Turut hadir Kepala Kantor Wilayah Kemenkumham DKI Jakarta, Ibnu Chuldun dan seluruh Unit Pelaksana Teknis di lingkungan Kantor Wilayah Kemenkumham DKI Jakarta. Sebagai satu-satunya Unit Pelaksana Teknis di lingkungan Kantor Wilayah Kemenkumham DKI Jakarta yang menyandang predikat WBBM, Kantor Imigrasi Jakarta Selatan menjadi salah satu motor penggerak peningkatan pelayanan publik.
“Meraih predikat WBBM bukan merupakan garis finish, melainkan menjadi motivasi kami untuk terus melahirkan inovasi dalam mewujudkan reformasi birokrasi,” ujar Felucia Sengky Ratna, Kepala Kantor Imigrasi Jakarta Selatan.
Pembangunan Zona Integritas menjadi role model reformasi birokrasi dalam penegakan integritas dan pelayanan berkualitas sekaligus upaya pencegahan segala bentuk penyelewengan pelayanan publik. Ibnu mengungkapkan, “Segenap Satuan Kerja di lingkungan Kantor Wilayah Kemenkumham DKI Jakarta selalu berprogress dalam merealisasikan pelaksanaan Reformasi Birokrasi.
Sebagai contoh, pada tahun 2023, Kanwil Kemenkumham DKI Jakarta dan Kantor Imigrasi Soekarno-Hatta menjadi 2 satuan kerja yang diusulkan kepada Tim Penilai Nasional. “Implementasi reformasi birokasi menjadi kunci terwujudnya pelayanan prima kepada masyarakat. Realisasi reformasi birokrasi pada pelayanan publik tak lepas dari aktifnya pencegahan gratifikasi dan pungutan liar oleh instansi penyelenggara. Nugroho tegaskan kembali instruksi presiden Joko Widodo untuk fokus pada percepatan, kepastian waktu, efisiensi biaya, dan kemudahan pelayanan.”

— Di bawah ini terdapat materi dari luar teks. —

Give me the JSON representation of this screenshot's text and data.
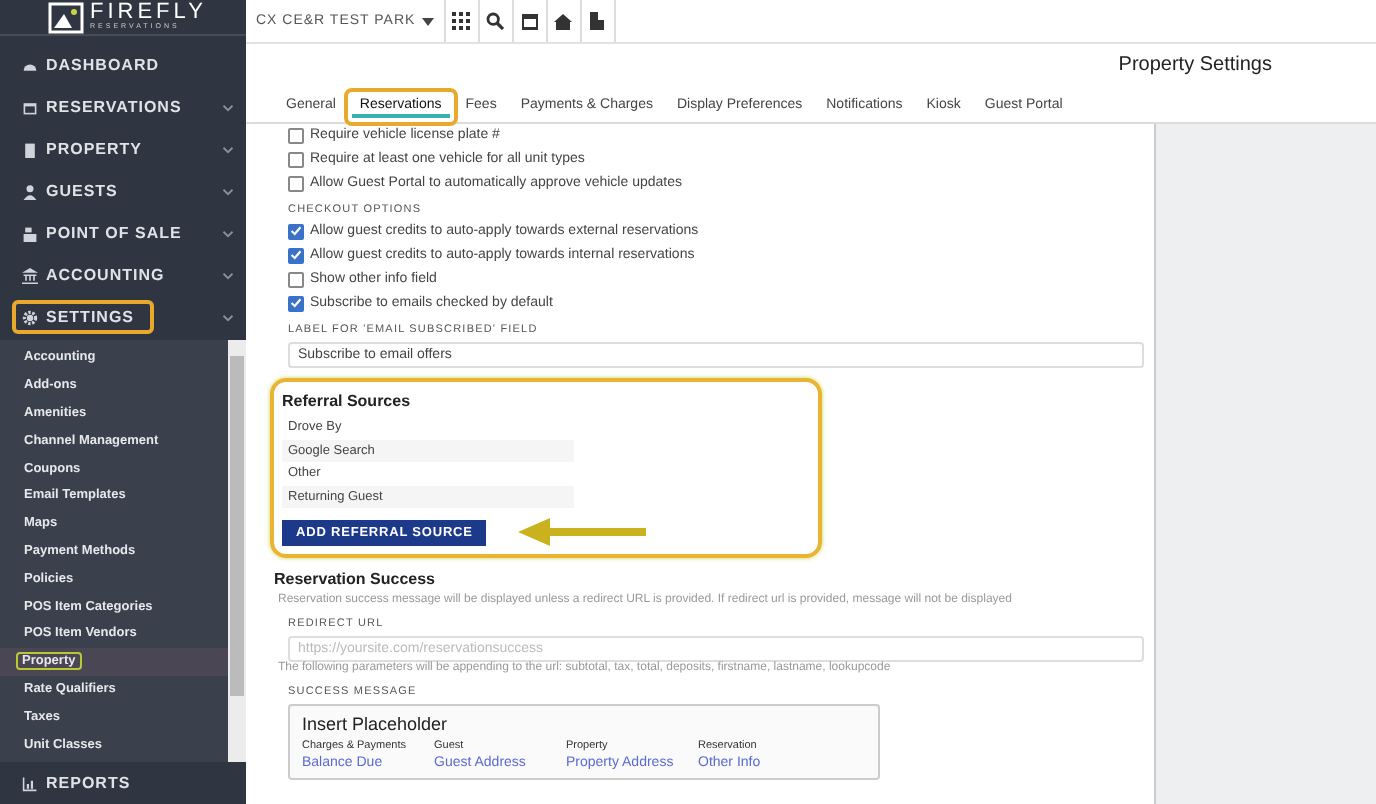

Dengan mewaspadai area rawan pungutan liar pada setiap layanan yang diberikan pada masyarakat, maka pemberatasan pungutan liar bukan menjadi hal yang sulit untuk diterapkan.
“Predikat WBK/WBBM sudah sepatutnya menjadi garansi masyarakat untuk dapatkan kualitas pelayanan terbaik. Dalam pelaksanaannya, satuan kerja juga harus terus mampu berinovasi dalam memberikan layanan terbaik bagi masyarakat. Selain itu, kami juga berharap pada satuan kerja yang telah mendapatkan predikat WBK/WBBM untuk dapat terus menyalurkan semangatnya kepada satuan kerja lainnya,” tutup Asep.